韓毅松口氣。還好葉風穩住了戾氣,可以心平氣和來幫忙。
葉風整整領帶和西服,跨出早上李坤擦了又擦的锃亮黑皮鞋。
頂着濃濃黑眼圈的憔悴面容,在不停閃爍的鎂光燈裡異常脆弱。
“對不住大家,”許久不能好眠的嗓音嘶啞,“大家百忙之中還要抽空來這裡,感謝你們還記得夏薇。”葉風深深鞠一躬。
跟着下車的周文他們和後車的保镖們,跟着深深鞠躬。
堵住法院台階的學生們和老師、熱心市民,一齊回禮鞠躬。
王芳的記者妹妹,哽咽着現場播報:“現在,葉風來了……他的黑眼圈很重,想來日日不得好眠……”
随着記者話語特有的抓人情緒,現場很快陷入一種喪葬的悲哀裡。
韓毅忽感不對勁,就聽葉風說:“我今天帶來好消息,韓警官已經答應我們為夏薇申請聽證會。”

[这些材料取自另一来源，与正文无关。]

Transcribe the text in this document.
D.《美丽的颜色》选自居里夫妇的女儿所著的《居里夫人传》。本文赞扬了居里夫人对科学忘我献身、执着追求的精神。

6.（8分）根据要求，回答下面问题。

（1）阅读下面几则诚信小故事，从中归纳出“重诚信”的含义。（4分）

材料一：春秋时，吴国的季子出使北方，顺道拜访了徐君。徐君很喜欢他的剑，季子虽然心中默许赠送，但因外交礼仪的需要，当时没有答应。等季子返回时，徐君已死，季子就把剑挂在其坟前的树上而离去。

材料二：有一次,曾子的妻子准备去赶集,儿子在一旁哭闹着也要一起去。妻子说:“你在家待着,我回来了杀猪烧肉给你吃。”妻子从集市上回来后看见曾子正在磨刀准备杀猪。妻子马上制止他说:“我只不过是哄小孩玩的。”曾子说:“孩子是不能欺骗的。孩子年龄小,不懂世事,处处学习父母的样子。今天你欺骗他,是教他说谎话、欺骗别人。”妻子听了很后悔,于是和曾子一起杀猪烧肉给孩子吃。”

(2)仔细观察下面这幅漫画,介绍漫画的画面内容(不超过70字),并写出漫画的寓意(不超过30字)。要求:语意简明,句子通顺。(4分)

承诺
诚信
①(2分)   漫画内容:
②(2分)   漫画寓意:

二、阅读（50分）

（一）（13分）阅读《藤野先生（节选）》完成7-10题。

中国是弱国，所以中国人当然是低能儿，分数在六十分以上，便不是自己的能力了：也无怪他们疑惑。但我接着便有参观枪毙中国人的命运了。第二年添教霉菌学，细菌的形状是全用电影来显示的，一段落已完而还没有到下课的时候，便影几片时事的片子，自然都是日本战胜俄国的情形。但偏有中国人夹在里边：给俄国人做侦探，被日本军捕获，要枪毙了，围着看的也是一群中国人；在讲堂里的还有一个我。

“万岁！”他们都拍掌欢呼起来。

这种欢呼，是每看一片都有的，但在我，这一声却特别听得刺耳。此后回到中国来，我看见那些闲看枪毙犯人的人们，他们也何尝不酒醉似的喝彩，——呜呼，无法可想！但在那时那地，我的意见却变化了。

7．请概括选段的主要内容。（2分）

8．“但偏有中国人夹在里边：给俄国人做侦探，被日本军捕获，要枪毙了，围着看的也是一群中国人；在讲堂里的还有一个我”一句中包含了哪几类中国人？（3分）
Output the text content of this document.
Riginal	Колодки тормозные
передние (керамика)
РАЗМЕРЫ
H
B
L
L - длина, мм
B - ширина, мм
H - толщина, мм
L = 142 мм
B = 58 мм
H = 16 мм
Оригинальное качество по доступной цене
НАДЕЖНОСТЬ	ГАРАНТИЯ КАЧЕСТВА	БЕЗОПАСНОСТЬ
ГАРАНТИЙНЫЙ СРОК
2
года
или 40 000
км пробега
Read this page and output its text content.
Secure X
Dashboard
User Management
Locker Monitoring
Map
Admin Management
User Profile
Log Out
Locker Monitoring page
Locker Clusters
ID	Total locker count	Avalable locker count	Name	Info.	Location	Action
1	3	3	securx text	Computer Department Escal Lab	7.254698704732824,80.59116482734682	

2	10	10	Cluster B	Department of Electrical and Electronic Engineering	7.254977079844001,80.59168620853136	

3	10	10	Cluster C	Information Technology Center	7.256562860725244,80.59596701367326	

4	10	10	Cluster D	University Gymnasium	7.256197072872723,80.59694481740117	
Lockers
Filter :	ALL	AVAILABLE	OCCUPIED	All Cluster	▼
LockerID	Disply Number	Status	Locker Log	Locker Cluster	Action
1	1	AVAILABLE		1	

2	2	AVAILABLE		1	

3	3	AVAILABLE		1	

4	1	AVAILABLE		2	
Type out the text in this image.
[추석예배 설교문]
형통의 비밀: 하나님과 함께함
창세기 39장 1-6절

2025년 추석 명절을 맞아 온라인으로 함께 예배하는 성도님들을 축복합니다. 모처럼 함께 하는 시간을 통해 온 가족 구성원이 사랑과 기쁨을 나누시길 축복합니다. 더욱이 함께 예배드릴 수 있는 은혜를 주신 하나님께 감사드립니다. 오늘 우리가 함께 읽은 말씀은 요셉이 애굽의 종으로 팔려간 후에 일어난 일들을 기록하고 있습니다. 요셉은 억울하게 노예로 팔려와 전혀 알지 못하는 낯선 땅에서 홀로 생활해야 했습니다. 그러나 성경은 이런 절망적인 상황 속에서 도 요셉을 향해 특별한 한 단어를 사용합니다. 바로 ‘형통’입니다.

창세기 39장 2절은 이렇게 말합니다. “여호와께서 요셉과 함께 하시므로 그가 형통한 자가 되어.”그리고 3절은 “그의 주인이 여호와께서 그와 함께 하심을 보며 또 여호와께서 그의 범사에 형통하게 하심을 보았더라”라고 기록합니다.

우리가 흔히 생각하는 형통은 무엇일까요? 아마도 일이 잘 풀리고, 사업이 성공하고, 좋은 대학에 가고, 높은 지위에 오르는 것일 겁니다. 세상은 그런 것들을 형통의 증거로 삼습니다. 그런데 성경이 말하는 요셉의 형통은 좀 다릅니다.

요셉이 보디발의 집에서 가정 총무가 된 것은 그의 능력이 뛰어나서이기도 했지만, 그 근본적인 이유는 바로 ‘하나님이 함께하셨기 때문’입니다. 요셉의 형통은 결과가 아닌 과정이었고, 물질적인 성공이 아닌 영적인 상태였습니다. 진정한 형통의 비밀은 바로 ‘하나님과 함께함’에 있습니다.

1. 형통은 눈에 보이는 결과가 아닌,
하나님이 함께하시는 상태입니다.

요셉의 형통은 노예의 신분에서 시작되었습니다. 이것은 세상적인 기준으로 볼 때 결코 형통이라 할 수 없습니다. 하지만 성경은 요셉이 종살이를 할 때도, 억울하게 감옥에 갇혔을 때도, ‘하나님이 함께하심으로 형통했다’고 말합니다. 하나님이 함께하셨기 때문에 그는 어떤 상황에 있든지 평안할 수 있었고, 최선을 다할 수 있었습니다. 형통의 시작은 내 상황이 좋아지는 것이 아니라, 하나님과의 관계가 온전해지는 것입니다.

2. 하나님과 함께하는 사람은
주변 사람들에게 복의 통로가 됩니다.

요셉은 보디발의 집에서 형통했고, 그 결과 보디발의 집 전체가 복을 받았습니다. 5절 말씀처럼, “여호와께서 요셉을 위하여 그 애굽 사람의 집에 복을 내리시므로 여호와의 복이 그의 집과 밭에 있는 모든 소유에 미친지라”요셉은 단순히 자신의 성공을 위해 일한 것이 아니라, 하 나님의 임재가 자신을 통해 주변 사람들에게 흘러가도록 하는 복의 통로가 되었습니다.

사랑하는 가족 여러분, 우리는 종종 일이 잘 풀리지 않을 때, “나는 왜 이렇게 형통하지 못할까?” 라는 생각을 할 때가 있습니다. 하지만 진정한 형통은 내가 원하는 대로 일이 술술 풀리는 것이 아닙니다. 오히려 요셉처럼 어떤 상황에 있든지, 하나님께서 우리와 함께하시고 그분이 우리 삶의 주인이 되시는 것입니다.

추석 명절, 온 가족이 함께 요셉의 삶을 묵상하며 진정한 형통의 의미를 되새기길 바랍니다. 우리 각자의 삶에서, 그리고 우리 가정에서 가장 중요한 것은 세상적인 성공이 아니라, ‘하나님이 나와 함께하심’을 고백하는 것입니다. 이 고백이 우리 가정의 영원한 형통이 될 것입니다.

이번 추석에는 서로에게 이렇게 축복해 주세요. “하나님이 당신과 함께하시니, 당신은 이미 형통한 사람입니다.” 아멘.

王記者立馬換了驚喜的語調:“剛才葉少說警方要為夏薇舉辦聽證會了,真是太好了……”
這時,葉風伸出左手,示意就是身旁這位韓警官,攝像機就全對準了驚愣的韓毅。
韓毅張張嘴,一時百口莫辯。
答應的事八字還沒一撇,卻拿上了台面慶賀。這是要賭上他這一身警服,趕鴨子上架了。
夏日炎炎,韓毅後頸直冒冷汗。
他餘光瞥瞥大門,心中計算着載着夏薇的警車大概還有十來分鐘到場。
“今天陽光真好,”韓毅硬着頭皮道,“盛夏時節,大家的熱情,我們都感覺到了。但溫度越來越高,請大家移步大廳,中暑了可不好。對吧,葉風?”
“不,我們不怕熱,”學生中有人喊,“學姐幫助我們的時候,也從沒怕熱過!”
“學姐有難,我們當兩肋插刀!”學生們高喊着對夏薇的擁護。
“韓警官,抱歉,”葉風道,“我們想在這裡等夏薇來,可以嗎?”
“……你們年輕不怕曬,那老人家呢?”韓毅指指白發蒼蒼的老者們,“他們要中暑了怎麼辦?”
“小李,快帶老人家到車裡休息。”葉風道。
李坤和保镖們便請老人家上空調車,卻遭到拒絕:“我們是老,但我們不弱,我們也要再見一見那孩子……我們不想這是最後一面……”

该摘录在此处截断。